Once there was a little old man. His eyes blinked and his hands trembled; when he ate he clattered the silverware distressingly, missed his mouth with the spoon as often as not, and dribbled a bit of his food on the tablecloth. Now he lived with his married son, having nowhere else to live, and his son’s wife didn’t like the arrangement.

“I can’t have this,” she said. “It interferes with my right to happiness.” So she and her husband took the old man gently but firmly by the arm and led him to the corner of the kitchen. There they set him on a stool and gave him his food in an earthenware bowl. From then on he always ate in the corner, blinking at the table with wistful eyes.

One day his hands trembled rather more than usual, and the earthenware bowl fell and broke.

“If you are a pig,” said the daughter-in-law, “you must eat out of a trough.” So they made him a little wooden trough and he got his meals in that.

These people had a four-year-old son of whom they were very fond. One evening the young man noticed his boy playing intently with some bits of wood and asked what he was doing.

“I’m making a trough,” he said, smiling up for approval, “to feed you and Mamma out of when I get big.”

The man and his wife looked at each other for a while and didn’t say anything. Then they cried a little.
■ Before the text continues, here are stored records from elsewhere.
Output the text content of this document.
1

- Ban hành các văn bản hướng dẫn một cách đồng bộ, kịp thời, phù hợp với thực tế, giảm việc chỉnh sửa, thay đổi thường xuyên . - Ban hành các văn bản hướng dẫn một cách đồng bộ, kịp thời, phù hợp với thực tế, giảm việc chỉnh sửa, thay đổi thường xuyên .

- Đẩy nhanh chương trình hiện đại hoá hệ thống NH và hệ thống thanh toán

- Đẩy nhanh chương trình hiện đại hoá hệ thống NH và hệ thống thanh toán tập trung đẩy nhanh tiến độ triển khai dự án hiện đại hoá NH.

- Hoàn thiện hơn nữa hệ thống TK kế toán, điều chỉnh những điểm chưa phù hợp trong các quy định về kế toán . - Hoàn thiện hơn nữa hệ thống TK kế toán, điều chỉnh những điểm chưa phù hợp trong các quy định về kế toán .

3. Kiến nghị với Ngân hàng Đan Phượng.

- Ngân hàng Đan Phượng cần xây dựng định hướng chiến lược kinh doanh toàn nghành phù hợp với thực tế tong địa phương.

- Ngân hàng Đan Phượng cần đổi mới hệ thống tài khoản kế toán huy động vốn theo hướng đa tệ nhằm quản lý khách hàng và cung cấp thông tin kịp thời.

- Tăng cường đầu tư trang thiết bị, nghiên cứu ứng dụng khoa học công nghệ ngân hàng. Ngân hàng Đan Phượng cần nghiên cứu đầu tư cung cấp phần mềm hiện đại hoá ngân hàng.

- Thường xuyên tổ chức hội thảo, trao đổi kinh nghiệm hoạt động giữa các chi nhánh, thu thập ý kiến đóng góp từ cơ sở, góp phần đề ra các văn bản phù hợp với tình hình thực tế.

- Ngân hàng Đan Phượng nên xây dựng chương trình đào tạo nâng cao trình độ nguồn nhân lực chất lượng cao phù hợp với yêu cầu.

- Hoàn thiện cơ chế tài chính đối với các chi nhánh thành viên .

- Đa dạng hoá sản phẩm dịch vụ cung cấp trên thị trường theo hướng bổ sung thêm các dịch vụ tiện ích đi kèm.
They then went to the corner and took the old man by the arm and led him back to the table. They sat him in a comfortable chair and gave him his food on a plate, and from then on nobody ever scolded when he clattered or spilled or broke things.

A Grimm’s Fairytale

A Royal Priesthood – February 4, 2022

We are also, “Living Stones,” “A Chosen Race,” “A Holy Nation, and “A People for God’s Own Possession. We are new creatures whose hearts of stone are now hearts of flesh. Yet, it’s impossible for us to please God unless we believe in Him, inclusive of, I believe, what He said about us!

Without faith it is impossible to please Him, for he who come to God must believe that He is and that He is a rewarder of those who seek Him.